His uncle was waiting for him in the car. They drove across town in silence to another house. The two of them get out together and walk up to this other house. There are people out on the porch, people inside milling around. As Antwon walks up to the house, they start introducing them selves to him. "Antwon, I'm your cousin Clarice." "Antwon, I'm your great uncle George." There are more people in the living room, more in the hall. Dozens of people, all introducing themselves to him, until finally he gets back to the dining room, crammed full of people. They finally lead him up to a regal, elderly woman sitting at the table. And the table is spread full of Sunday food, bowls and bowls of steaming wonderful food. She takes his hands in hers, her eyes brimming, and she says, "Antwon, I'm your grandmother…Can you stay for dinner?"
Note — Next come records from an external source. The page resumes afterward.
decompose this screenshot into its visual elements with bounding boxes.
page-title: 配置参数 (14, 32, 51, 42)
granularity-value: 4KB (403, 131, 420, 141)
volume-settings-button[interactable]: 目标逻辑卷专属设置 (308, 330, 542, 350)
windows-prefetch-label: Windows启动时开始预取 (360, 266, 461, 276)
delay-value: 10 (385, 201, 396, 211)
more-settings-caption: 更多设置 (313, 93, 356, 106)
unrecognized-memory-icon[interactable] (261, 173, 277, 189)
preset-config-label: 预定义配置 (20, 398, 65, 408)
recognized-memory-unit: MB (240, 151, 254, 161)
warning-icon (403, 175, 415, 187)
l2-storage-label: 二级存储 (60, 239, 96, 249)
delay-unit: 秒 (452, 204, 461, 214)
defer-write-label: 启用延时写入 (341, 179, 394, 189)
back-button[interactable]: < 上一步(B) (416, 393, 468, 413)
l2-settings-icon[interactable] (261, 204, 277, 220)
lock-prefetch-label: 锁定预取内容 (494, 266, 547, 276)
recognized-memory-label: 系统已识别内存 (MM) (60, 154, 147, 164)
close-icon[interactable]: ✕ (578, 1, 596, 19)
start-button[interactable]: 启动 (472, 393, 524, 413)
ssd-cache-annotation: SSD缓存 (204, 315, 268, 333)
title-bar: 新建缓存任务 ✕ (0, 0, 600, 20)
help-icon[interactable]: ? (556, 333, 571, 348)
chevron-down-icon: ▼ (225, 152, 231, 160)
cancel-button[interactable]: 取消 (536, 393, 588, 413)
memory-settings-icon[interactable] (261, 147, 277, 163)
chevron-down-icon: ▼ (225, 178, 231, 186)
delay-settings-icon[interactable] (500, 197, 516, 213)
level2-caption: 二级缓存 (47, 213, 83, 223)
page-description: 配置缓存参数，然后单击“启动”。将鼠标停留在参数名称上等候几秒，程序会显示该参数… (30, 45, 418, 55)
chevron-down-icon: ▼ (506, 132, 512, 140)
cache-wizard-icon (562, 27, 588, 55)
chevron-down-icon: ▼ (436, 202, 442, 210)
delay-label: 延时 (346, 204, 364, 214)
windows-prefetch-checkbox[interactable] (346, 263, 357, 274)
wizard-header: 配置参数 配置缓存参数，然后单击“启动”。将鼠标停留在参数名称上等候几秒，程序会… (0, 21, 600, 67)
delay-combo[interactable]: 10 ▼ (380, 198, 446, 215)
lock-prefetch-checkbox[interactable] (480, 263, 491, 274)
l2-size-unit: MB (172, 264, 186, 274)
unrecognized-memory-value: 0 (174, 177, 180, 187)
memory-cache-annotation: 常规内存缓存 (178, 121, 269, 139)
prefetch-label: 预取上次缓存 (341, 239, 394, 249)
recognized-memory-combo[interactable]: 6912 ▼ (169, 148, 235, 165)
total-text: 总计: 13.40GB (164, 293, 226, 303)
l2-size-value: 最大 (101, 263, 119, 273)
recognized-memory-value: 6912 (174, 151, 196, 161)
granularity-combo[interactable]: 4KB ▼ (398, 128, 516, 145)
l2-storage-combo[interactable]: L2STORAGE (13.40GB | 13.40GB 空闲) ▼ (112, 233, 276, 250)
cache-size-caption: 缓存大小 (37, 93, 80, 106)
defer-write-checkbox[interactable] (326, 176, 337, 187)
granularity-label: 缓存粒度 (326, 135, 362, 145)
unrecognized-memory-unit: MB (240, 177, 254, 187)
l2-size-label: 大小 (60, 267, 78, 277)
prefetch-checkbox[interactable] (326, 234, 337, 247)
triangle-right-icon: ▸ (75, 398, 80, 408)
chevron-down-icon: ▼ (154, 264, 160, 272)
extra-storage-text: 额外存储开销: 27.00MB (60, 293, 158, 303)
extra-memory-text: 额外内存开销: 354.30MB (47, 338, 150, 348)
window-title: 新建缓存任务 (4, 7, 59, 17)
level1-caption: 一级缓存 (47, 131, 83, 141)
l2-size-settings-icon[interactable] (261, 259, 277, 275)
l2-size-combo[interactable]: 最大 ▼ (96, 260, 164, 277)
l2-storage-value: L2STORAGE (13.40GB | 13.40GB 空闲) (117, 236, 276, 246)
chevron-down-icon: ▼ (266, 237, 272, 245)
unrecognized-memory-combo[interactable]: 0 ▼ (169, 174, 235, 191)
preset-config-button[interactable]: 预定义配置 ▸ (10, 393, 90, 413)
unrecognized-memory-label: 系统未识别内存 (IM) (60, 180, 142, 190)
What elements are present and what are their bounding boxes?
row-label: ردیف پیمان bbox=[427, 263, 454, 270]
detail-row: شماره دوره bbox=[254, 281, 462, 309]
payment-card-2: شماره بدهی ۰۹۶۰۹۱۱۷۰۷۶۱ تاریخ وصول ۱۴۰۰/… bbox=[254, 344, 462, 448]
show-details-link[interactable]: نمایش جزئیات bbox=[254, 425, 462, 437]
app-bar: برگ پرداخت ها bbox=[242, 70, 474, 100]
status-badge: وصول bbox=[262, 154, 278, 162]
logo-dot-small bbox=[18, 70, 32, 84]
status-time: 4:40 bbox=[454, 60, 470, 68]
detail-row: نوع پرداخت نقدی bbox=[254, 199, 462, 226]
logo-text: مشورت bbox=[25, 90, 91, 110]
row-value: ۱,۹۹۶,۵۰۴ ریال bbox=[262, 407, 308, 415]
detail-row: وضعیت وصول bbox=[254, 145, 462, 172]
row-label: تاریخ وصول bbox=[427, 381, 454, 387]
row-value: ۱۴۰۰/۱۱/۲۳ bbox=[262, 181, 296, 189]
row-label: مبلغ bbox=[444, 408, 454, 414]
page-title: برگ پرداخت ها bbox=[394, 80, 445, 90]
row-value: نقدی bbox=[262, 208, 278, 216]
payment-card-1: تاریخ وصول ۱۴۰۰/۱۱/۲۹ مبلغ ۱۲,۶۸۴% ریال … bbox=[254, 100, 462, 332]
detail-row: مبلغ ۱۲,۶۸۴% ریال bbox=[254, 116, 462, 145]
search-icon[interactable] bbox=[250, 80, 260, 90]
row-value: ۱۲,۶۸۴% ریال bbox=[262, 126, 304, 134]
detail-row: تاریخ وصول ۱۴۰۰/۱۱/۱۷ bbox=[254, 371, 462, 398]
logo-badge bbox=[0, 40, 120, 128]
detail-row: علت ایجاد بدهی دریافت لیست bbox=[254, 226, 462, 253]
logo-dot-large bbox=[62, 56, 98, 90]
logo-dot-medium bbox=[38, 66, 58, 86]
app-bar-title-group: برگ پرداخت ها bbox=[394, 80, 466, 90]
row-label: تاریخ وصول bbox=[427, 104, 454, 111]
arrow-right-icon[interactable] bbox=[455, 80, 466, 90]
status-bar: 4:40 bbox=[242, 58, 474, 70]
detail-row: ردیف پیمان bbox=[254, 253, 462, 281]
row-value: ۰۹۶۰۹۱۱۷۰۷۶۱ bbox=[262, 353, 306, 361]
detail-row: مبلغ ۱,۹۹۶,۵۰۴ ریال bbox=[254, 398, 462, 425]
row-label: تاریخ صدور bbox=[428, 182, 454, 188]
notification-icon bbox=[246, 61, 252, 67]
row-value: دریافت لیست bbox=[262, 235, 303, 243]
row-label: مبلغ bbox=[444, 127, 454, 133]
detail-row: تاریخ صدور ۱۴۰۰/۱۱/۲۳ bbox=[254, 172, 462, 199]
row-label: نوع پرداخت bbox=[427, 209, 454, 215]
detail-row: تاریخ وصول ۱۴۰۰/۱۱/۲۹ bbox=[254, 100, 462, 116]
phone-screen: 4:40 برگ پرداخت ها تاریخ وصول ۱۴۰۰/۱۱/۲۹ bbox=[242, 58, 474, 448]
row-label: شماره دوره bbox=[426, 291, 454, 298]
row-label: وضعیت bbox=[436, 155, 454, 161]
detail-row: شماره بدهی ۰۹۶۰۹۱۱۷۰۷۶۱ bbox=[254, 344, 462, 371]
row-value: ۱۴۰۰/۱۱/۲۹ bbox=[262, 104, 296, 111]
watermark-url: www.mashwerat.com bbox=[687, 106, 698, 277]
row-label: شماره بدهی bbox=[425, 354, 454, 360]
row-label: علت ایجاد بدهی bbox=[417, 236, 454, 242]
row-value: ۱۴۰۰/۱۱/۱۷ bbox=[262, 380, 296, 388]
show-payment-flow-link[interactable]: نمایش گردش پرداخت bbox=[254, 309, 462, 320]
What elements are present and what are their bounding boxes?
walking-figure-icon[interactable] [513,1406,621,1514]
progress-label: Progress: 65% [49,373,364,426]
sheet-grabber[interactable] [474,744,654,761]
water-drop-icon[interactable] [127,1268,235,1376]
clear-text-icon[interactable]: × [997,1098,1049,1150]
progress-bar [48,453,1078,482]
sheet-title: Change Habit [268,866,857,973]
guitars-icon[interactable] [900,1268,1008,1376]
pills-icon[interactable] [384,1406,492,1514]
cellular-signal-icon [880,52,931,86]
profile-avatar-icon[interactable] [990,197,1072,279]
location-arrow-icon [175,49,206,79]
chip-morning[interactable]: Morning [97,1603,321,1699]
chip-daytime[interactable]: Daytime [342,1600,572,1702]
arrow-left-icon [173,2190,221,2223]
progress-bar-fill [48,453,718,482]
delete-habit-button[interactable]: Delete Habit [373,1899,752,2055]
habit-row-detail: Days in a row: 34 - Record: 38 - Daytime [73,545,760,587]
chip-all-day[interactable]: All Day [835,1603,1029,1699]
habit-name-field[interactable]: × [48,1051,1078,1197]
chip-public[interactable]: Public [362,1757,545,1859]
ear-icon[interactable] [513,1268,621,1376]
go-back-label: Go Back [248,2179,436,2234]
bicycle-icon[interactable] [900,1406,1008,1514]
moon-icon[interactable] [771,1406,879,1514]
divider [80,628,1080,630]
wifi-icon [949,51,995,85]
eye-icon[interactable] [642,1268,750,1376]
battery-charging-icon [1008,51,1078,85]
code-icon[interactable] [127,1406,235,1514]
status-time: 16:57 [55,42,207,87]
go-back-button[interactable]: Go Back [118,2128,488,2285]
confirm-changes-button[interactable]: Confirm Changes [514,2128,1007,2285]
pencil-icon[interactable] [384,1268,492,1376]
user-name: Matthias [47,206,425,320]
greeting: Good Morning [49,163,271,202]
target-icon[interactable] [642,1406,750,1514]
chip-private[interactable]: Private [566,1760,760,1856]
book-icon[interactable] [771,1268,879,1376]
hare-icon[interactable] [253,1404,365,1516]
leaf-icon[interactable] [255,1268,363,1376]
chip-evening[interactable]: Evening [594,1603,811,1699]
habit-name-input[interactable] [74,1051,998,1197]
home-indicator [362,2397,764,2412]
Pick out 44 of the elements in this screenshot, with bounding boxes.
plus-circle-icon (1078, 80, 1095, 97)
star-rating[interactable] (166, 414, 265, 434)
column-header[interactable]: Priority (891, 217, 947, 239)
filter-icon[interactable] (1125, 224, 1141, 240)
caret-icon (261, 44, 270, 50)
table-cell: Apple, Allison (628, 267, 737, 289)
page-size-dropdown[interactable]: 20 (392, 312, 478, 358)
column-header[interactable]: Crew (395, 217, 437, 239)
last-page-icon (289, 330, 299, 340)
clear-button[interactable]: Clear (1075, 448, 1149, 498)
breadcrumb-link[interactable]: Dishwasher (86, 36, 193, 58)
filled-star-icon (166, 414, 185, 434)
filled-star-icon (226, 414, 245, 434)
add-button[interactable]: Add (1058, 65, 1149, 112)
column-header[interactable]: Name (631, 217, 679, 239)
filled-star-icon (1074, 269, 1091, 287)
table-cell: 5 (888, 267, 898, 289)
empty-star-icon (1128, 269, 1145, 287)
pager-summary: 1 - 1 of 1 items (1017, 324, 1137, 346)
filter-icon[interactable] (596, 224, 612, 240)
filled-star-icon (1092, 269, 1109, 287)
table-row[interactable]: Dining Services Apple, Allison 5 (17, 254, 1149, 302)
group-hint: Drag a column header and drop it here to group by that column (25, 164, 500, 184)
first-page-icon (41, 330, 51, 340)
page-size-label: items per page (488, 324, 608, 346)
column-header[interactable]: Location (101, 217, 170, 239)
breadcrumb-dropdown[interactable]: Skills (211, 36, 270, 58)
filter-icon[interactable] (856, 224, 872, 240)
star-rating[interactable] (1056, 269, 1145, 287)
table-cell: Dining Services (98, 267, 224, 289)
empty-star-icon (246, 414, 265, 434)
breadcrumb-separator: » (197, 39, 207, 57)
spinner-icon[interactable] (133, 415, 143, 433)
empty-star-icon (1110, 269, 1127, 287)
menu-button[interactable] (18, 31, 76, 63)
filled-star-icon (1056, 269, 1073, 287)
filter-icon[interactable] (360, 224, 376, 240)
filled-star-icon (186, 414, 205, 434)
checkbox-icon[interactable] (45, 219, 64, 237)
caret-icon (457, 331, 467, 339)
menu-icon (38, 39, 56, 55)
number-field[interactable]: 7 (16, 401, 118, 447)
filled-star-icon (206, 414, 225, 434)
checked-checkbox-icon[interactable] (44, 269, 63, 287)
In the resurrection, God comes to tell us the rest of the story. We may not have the life that we would have chosen if we could have it all our way. We may have more pain than we can bear. That pain may have turned us into people we never intended to be. It may be impossible for others to tell who we really are - crying to be reborn. But Christ came to tell us we have a place at the table.

God is like the great matriarch of Antwon's family, loving us, pulling for us, surrounding us with people that will build us up, praying for us when we are far away, calling us back home. WE are surrounded by a great throng of people that are supporting us unseen.

You are somebody. Remember who you are, remember whose you are. Live forward into the full potential of that identity. No matter how lost or alone, or confused you may feel, God is calling you home.

The story of Easter is not that we avoid death, but that even in death, even through death, God is with us and for us.

May I close with the words of Helen Keller that most of you know a woman totally blind from early childhood.

It is the resurrection day again: there is joy upon the hills and gladness in the fields. Wherever we listen, there comes the songs of the blossoms, the chime of birds and stream. Wherever we look, we behold the miracle of life new risen. The green tide rolls from the south, pressing on over the hills and running into the valleys, bringing hope to winter-bound souls.

Even thus, the Word of God runs swiftly upon the earth, searching our hearts, as the soft spring rain seeks the roots shut in the dark earth, and awakens in them the impulse to rise and share in the glory of leaf and flower, sunshine and song.

So may the Word of Life awaken in us an irresistible desire to think more deeply, feel more sincerely, love more generously, and be more worthy of our spiritual heritage!

This is he fairest of all resurrections…the rising in our souls of a nobler self. Now is the moment for us to rise out of the darkness of our selfish lives and, quickened by His love new risen in our hearts go forth in His steps with healing in our hands for the wounds of the world.